Vamos voltar a 2005? Não são muitos os álbuns que têm uma história turbulenta como essa. O terceiro registro de Fiona Apple foi finalizado em maio de 2003 com o produtor Jon Brion, que já havia trabalhado com ela em When The Pawn… seis anos antes. Mas o primeiro disco do novo milênio não parecia ser suficiente para as grandes cabeças da Sony Music. Inclusive, até mesmo de acordo com Brion, “Extraordinary Machine não possuía possíveis hits”. E, do lado de lá, os fãs dstavam sedentos por um retorno triunfal, com resultado igual ou superior ao que foi mostrado nos dois primeiros discos.

Frente ao impasse, Fiona recomeçou algumas composições e foi aí que as coisas começaram a ficar mais complicadas. 11 músicas com a produção de Brion foram vazadas online e a cantora, imediatamente, interrompeu todo o processo, emaranhando ainda mais os nós que impediam a finalização da obra. O lançamento original, do qual estamos falando, teve a contribuição do americano Mike Elizondo, multi-instrumentista e produtor confortável com o mundo do Hip Hop, que já trabalhou com Dr. Dre, 50 Cent, Eminem, Twenty One Pilots, e por aí vai. Soma-se ainda uma pitada bem servida de angústia nas composições. Fiona escreveu grande parte de Extraordinary Machine após se separar do diretor Paul Thomas Anderson.

Então, qual é o resultado final de tudo isso? Uma obra escorada em separações, maturidade e experiência. Dizem que este é o menos resolvido ou até o pior álbum da cantora norte-americana. E, de fato, se você parar para analisar uma obra com tantos pontos altos, pode até ser verdade. Mas, 15 anos depois, a sensação que fica não é nada frustrante.

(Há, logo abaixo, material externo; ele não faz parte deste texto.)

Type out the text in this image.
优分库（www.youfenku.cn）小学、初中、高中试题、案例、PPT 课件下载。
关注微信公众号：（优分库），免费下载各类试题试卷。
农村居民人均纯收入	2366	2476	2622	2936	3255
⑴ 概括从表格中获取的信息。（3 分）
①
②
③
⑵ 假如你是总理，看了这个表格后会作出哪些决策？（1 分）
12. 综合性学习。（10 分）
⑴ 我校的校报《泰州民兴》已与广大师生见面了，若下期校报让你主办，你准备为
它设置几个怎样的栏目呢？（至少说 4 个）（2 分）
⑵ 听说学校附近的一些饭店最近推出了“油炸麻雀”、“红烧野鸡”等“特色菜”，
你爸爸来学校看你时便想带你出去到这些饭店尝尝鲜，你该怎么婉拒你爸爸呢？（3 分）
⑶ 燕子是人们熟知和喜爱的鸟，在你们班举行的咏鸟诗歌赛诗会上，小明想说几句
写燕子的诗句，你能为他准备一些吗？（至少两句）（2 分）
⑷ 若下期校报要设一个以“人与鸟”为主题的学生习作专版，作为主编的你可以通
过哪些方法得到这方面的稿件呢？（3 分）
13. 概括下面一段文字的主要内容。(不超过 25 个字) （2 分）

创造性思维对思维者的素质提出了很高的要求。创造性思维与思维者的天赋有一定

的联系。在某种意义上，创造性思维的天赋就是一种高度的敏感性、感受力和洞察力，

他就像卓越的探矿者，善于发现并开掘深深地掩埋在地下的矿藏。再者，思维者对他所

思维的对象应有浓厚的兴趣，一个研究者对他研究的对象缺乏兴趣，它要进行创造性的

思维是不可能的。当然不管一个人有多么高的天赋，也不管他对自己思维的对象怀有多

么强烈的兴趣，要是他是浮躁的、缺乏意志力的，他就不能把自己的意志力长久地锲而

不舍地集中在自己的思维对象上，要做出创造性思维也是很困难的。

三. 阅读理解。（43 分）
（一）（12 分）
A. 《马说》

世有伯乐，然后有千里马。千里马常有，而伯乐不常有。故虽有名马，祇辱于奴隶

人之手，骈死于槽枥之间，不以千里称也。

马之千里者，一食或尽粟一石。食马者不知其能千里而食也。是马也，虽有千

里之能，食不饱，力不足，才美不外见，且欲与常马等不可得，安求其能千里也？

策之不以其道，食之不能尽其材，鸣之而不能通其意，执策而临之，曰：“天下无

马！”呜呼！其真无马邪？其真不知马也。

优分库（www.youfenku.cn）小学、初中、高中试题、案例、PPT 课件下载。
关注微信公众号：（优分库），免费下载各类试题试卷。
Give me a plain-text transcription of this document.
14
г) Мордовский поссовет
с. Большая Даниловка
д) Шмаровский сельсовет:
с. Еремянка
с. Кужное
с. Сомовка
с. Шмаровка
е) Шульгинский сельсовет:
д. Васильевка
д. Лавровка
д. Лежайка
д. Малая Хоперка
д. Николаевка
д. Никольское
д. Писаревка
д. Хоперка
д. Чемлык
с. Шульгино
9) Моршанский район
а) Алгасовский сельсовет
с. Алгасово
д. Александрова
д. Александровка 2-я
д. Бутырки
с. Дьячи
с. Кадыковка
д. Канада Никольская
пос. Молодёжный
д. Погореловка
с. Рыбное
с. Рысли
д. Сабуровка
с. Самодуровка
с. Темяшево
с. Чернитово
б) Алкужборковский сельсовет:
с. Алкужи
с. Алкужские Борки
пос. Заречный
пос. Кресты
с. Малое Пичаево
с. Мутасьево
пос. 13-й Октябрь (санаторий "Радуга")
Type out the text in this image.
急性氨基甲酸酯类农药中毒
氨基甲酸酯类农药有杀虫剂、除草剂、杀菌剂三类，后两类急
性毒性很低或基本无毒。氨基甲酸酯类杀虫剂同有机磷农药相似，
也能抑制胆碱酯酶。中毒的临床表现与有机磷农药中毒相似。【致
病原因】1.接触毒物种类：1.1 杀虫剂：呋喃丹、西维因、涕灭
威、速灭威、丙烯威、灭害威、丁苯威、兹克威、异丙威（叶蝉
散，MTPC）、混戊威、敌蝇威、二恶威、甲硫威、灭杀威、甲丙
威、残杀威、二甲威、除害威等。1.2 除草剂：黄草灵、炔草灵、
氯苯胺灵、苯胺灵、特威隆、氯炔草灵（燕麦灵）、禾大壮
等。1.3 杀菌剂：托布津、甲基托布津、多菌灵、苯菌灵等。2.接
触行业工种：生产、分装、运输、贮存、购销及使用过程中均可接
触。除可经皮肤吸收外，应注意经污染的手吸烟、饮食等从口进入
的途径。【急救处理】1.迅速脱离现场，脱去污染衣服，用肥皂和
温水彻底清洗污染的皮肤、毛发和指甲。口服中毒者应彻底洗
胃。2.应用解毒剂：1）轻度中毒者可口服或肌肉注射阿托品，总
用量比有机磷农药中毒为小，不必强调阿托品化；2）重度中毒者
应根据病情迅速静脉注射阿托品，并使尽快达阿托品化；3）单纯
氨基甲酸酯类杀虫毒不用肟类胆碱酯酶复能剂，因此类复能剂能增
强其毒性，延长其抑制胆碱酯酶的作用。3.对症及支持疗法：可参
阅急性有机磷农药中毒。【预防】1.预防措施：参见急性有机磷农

Extraordinary Machine é acolhedor e permite que sua imaginação flutue a cada audição – seja pela primeira ou incontável vez. E aqui, a proposta funciona como um loop: ouvir, ouvir e reouvir. As palavras e melodias também se relacionam à ideia de repetição e eterno retorno. “Red Red Red” é um ótimo exemplo: “I think if I didn’t have to kill, kill, kill, kill, kill, kill myself doing it / Maybe I wouldn’t think so much of you.” Os caminhos imaginativos também são trilhados pela vibrante “Get Him Back”, por meio do mood de “O ‘Sailor”, no belo toque de Blues em “Better Version of Me” ou até na tranquila e singela “Window”. Ainda há espaço para ótimas pirações de Brion: o álbum abre e fecha com canções que trazem assinatura em tintas fortes do produtor, a faixa-título e a peculiar “Waltz (Better Than Fine)”. Ambas mostram ritmos nada convencionais e orquestrações carregadas, que o produtor arrematou ao lado de Rufus Wainwright e Badly Drawn Boy.

Liricamente, esse é um dos melhores fluxos da compositora. Extraordinary Machine é inteligente, angustiante e, digamos, irritante. Bate de frente com parte dos fãs e, em especial, com todas as apostas e todos os entraves – não ter um “hit” ou o vazamento de músicas em uma época sem streaming. Estimulado por uma espécie de teimosia – mas aquela que traz resultados –, o disco faz jus ao título: mostra uma artista que combina flexibilidade e convicção para domar a extraordinária máquina que é a indústria musical.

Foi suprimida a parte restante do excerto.